Question

If the internal energy of a thermodynamic system is increased by \(300 . \mathrm{J}\) while 75 \(\mathrm{J}\) of expansion work is done, how much heat was transferred and in which direction, to or from the system?

Short answer

In this thermodynamic process, 375 J of heat was transferred to the system.

Step-by-step solution

Identify the known and unknown variables

We are given: 1. The increase in internal energy, ∆U = 300 J 2. Work done by the system, W = 75 J We need to find the heat transferred, Q, and its direction (to or from the system).

Write down the equation for the first law of thermodynamics

The first law of thermodynamics for a closed system can be stated as: ∆U = Q - W where ∆U is the change in internal energy, Q is the heat transferred, and W is the work done by the system.

Substitute the known values and find Q

Now we can substitute the given values into the equation: \(300 \text{ J} = Q - 75 \text{ J}\) To solve for Q, add 75 J to both sides of the equation: \(Q = 300 \text{ J} + 75 \text{ J}\)

Calculate the heat transferred and determine its direction

Do the arithmetic to find the value of Q: \(Q = 375 \text{ J}\) The sign of Q is positive, which indicates that heat was transferred to the system. If Q was negative, that would mean heat was transferred from the system.

Final Answer

In this thermodynamic process, 375 J of heat was transferred to the system.

Key concepts

Understanding Internal Energy

Internal energy is a fundamental concept in thermodynamics that represents the total energy contained within a system. It consists of microscopic components such as the kinetic and potential energies of atoms and molecules.
When we talk about a system's internal energy change, we denote it as \( \Delta U \). This change can occur due to heat added to or removed from the system, or work done on or by the system.

• An increase in internal energy usually means that the system absorbed energy, like in our exercise where \( \Delta U = 300 \, \mathrm{J} \).
• A decrease means that the system released energy.

Internal energy is crucial because it sums up various energy forms in a system, helping in analyzing processes under the first law of thermodynamics.

The Role of Heat Transfer

Heat transfer refers to the movement of thermal energy from one system or body to another due to a temperature difference. It's one of the key ways energy is exchanged in thermodynamics.
Heat transferred is denoted by \( Q \).
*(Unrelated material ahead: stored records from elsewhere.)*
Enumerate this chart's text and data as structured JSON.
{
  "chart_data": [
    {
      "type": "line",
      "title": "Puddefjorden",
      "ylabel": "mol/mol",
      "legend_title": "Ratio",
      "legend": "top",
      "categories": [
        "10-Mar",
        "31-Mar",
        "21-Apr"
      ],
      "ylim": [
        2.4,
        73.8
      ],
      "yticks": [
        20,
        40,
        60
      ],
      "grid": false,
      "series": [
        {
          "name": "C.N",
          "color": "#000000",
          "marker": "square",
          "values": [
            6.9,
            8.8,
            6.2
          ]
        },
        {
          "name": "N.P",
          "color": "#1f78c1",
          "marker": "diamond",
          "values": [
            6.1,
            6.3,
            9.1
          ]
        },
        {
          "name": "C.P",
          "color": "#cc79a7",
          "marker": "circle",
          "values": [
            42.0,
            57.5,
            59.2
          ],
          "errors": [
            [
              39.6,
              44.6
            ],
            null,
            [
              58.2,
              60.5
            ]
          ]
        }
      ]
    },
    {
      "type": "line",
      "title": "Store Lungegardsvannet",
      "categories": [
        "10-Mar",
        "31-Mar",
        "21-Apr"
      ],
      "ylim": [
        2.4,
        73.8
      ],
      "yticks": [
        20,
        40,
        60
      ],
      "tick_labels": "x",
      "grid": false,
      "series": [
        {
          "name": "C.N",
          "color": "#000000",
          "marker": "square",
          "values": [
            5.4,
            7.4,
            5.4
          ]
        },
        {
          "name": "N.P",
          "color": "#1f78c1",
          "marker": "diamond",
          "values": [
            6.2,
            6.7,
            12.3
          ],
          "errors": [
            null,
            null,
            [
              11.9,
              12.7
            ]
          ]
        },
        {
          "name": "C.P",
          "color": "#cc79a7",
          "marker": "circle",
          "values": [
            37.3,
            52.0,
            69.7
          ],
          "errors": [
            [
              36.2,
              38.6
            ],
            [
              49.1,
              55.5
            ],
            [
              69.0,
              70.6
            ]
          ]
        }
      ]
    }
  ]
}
In our exercise, we needed to find \( Q \) to determine how energy shifted in and out of the system.
Here's a quick briefing on its direction:

• If \( Q \) is positive, heat has been transferred to the system.
• If \( Q \) is negative, it has been transferred from the system.
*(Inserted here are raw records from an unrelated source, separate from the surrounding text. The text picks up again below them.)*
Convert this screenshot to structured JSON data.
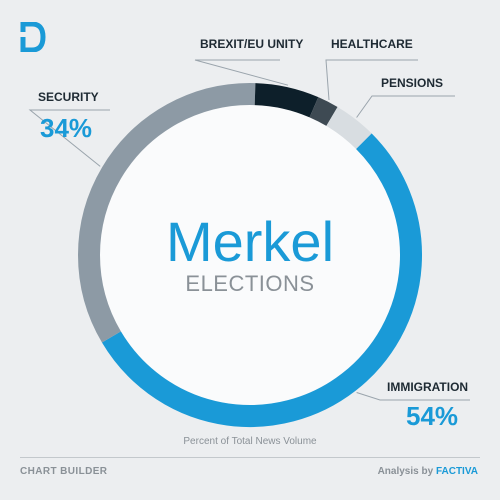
{
  "chart_data": {
    "type": "pie",
    "style": "donut",
    "center_title": "Merkel",
    "center_subtitle": "ELECTIONS",
    "caption": "Percent of Total News Volume",
    "slices": [
      {
        "label": "IMMIGRATION",
        "value": 54,
        "display": "54%",
        "color": "#1a9ad7"
      },
      {
        "label": "SECURITY",
        "value": 34,
        "display": "34%",
        "color": "#8d9aa5"
      },
      {
        "label": "BREXIT/EU UNITY",
        "value": 6,
        "display": "",
        "color": "#0d1f2a"
      },
      {
        "label": "HEALTHCARE",
        "value": 2,
        "display": "",
        "color": "#3e4a53"
      },
      {
        "label": "PENSIONS",
        "value": 4,
        "display": "",
        "color": "#d8dde1"
      }
    ]
  },
  "footer": {
    "left": "CHART BUILDER",
    "right_prefix": "Analysis by",
    "right_brand": "FACTIVA"
  },
  "logo_icon": "d-logo-icon"
}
In the context of our problem, we found \( Q = 375 \, \mathrm{J} \), indicating that heat was transferred into the system, further increasing its internal energy.

Work Done on or by the System

Work done is another pivotal component of energy change in thermodynamics. In layman's terms, it's energy exerted when a force causes displacement. In thermodynamic processes, this often relates to expansion or compression work.
Work done (\( W \)) can be positive or negative:

• When the system does work on its surroundings, \( W \) is considered positive, like the 75 J in our example.
• If work is done on the system, \( W \) is negative.

Knowing whether the work done is positive or negative helps determine how energy transfers influence a system, as well as understanding energy conservation under the first law of thermodynamics. For our step-by-step problem, understanding work done helped deduce the heat (\( Q \)) transferred within the system.